The decisions of the Swiss courts are to be welcomed, as they are consistent with revised Swiss accounting rules and with the jurisprudence of the ECJ on European VAT matters, which are primarily taking economic realities into account. The clarification concerns in particular Swiss private as well as publicly held holding and investment companies that engage in purchasing and selling activities in their own shares for a variety of objectives, such as management by a listed company of its own stock price, operation of an employee stock participation program, and other treasury activities. Swiss law generally allows for the acquisition and holding of treasury shares of up to 10% of the entire issued share capital.
It is not yet entirely certain at this point whether the “economic” and accounting-based approach adopted by the Swiss courts in VAT matters will be ultimately confirmed for direct (corporate income) tax purposes as well. Realized book gains and losses on treasury shares should consequently be excluded from taxable net profits, as the entire proceeds from a sale of treasury shares ought to be qualified as a capital contribution. Swiss direct tax laws explicitly exclude capital contributions from taxable income.
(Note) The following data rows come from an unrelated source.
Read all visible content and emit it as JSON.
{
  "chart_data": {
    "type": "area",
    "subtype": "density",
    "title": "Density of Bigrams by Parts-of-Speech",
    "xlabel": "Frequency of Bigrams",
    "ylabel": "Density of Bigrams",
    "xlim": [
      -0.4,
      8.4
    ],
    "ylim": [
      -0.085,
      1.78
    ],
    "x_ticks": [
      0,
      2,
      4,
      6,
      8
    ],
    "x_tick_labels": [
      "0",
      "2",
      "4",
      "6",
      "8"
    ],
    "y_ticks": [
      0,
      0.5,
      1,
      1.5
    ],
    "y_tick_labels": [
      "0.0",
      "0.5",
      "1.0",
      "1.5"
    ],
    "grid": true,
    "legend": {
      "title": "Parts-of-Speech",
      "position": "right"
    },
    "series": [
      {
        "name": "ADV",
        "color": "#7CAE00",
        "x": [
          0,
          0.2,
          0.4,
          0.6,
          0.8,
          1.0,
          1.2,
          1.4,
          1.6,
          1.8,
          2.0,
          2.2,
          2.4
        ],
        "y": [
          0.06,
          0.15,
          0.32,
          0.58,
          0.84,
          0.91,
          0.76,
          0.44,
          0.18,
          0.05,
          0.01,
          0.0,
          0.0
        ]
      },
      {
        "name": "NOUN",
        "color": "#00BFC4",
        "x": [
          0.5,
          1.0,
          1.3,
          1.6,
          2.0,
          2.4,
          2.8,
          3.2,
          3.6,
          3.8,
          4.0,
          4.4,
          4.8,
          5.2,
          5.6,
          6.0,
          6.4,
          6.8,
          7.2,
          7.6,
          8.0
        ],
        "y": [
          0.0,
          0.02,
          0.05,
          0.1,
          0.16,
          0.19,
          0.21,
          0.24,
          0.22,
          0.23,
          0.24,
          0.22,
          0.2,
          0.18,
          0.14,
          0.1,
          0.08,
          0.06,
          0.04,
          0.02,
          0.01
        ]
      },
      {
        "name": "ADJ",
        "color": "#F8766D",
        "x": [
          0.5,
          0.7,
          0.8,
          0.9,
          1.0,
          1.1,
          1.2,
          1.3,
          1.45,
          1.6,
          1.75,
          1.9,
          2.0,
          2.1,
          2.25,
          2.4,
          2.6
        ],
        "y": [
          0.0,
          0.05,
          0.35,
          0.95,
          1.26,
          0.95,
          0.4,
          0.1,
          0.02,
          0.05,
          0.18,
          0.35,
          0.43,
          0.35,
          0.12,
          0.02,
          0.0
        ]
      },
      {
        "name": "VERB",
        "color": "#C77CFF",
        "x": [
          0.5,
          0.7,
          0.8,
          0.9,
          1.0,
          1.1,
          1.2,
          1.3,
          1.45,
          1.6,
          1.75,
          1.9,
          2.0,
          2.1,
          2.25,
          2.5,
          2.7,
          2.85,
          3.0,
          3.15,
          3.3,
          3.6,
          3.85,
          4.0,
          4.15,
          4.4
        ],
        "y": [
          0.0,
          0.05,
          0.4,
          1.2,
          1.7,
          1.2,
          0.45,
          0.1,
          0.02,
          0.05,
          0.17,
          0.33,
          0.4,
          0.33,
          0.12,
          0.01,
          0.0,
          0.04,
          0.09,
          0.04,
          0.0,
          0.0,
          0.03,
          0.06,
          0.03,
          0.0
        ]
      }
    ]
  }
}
 It should be noted, however, that the Polfarmex case involved a redemption of some of Polfarmex’s shares in exchange for the delivery of certain real estate assets. The ECJ ruled that, while the redemption of the shares did not constitute an entrepreneurial activity, the transfer of the real estate assets in return could constitute a taxable supply, if the assets were used for the entrepreneurial activities of the transferring entity.